El cambio que trae consigo el cuidar a los padres, trasciende a la satisfacción y orgullo bien ganado. Te cambia como persona. Enfrentas situaciones extremas, yendo fácilmente de la condescendencia y bondad, a la dureza e ira. La carga emocional que uno soporta es compleja, tal vez no grande cuantitativamente hablando, pero cala muy hondo en la persona, y hacerla salir es complicado, creo yo, imposible de lograr. Sin embargo, el beneficio se notará de todas maneras, cuando llegue el momento en que comprendamos que lo que hacemos es algo que nos gusta hacer y que esperamos pode seguir haciéndolo al día siguiente cuando nos acostamos para dormir en la noche. Se puede llegar a ese punto, sin lugar a dudas, pero deberemos bregar y luchar mucho contra nuestras propias limitaciones, y estas nos conocen muy bien, al dedillo, ya que son inherentes a nuestra personalidad, la cual parte hemos formado y conformado, y parte la hemos adquirido por diversos canales.

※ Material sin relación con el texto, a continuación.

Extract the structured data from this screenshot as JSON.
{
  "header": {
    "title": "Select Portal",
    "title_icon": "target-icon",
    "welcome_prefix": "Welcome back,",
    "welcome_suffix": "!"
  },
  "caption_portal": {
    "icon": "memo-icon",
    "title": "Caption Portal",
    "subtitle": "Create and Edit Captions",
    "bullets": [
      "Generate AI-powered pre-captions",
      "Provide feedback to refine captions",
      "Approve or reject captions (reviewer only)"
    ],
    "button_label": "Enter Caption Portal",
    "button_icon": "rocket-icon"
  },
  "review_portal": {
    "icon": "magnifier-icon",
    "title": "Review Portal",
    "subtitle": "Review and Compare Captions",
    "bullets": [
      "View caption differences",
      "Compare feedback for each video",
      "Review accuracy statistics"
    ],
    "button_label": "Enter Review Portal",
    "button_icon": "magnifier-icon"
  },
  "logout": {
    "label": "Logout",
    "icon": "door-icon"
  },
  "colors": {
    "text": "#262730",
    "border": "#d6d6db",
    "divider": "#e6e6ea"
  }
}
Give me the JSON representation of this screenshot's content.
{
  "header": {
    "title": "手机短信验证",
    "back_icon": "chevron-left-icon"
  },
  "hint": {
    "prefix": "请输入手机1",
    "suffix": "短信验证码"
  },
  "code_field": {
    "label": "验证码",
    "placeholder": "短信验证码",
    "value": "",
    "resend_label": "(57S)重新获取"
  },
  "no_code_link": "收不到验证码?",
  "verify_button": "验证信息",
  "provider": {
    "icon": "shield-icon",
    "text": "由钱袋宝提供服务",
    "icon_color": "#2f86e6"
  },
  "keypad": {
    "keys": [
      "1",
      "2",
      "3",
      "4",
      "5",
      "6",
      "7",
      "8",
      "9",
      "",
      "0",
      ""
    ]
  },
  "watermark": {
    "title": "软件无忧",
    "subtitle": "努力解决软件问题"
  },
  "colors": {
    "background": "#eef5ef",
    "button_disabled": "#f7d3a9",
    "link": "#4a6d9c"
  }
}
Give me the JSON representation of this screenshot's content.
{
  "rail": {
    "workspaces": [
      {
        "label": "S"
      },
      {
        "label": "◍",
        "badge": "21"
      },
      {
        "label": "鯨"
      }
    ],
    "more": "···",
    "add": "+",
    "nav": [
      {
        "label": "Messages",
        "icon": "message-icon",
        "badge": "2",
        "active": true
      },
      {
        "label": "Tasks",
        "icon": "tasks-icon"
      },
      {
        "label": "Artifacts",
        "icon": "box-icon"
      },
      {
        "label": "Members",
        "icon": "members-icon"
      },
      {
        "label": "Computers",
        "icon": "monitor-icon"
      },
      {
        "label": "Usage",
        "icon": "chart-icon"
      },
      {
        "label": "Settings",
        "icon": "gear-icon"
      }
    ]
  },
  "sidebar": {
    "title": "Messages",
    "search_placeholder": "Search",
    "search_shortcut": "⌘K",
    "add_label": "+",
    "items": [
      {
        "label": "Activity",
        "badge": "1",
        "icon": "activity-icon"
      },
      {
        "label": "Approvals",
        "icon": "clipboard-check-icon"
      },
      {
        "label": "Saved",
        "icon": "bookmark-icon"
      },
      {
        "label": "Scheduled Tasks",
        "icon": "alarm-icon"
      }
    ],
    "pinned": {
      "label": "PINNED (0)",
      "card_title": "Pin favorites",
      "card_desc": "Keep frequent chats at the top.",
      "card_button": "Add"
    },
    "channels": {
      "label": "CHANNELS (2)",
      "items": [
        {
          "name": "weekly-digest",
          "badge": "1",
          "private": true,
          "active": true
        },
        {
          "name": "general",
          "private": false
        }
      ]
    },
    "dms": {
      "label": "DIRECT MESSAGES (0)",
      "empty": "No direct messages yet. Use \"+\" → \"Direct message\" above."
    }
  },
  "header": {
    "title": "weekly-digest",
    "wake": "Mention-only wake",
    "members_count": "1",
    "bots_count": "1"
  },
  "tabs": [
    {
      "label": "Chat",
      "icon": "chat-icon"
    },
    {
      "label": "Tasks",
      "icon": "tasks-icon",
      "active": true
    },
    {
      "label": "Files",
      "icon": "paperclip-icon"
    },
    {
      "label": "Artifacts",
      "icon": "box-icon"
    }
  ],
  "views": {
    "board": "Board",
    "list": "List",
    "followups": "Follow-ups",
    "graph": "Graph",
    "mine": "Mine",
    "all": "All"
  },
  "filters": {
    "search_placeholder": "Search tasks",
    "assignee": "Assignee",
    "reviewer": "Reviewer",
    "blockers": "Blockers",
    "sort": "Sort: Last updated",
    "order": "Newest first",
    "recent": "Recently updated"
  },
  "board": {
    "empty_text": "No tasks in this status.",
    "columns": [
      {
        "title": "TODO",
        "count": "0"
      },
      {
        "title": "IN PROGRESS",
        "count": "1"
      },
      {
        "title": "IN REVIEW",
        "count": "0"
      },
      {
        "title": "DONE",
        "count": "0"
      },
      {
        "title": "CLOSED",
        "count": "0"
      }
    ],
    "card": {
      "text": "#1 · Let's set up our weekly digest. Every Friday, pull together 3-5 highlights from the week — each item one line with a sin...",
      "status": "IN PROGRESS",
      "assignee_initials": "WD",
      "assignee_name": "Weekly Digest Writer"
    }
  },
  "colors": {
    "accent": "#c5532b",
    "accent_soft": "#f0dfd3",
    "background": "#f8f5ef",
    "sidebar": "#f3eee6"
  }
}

En mi caso, mi pesar pasa por el echo de que como no trabajo por cuidar a mi madre y mi tía, temo por mi cuando ya no las tenga y me vea sin un centavo. Puede parecer muy simple, pero una de las cosas que aprendí en estos años cuidando de mis mamis, es confiar en Dios, en la vida, en el destino. No confundir con delegar responsabilidades, pues no es el caso. La confianza nos da seguridad pero no nos asegura el resultado. Muchas veces confundimos y ocultamos sutilmente los deseos personales, algo egoístas, presentándolos como reglas y estipulaciones pensadas única y exclusivamente para la salud y bienestar de nuestro ser amado. Una muestra muy astuta del cinismo al que podemos llegar.
Y no obstante, crecemos, en silencio y sin tanto bombo. Aprendemos a respetar y luego respetarnos, aprendemos a tolerar y tolerarnos. Y en algún momento de todo este caos, nos damos cuenta, con pueril sorpresa, de lo mucho que amamos a nuestros padres, y de que realmente somos capaces de dar la vida por ellos. Literalmente. Cuando esto sucede, es un momento de revelación, una catarsis tan fuerte y profunda que nuestra vida cambia totalmente. Los colores son más vivos y los dolores más tolerables.
Cuidar a uno de los dos, o a ambos, no es un privilegio, no es una responsabilidad ni mucho menos un sacrificio. Es un milagro de amor.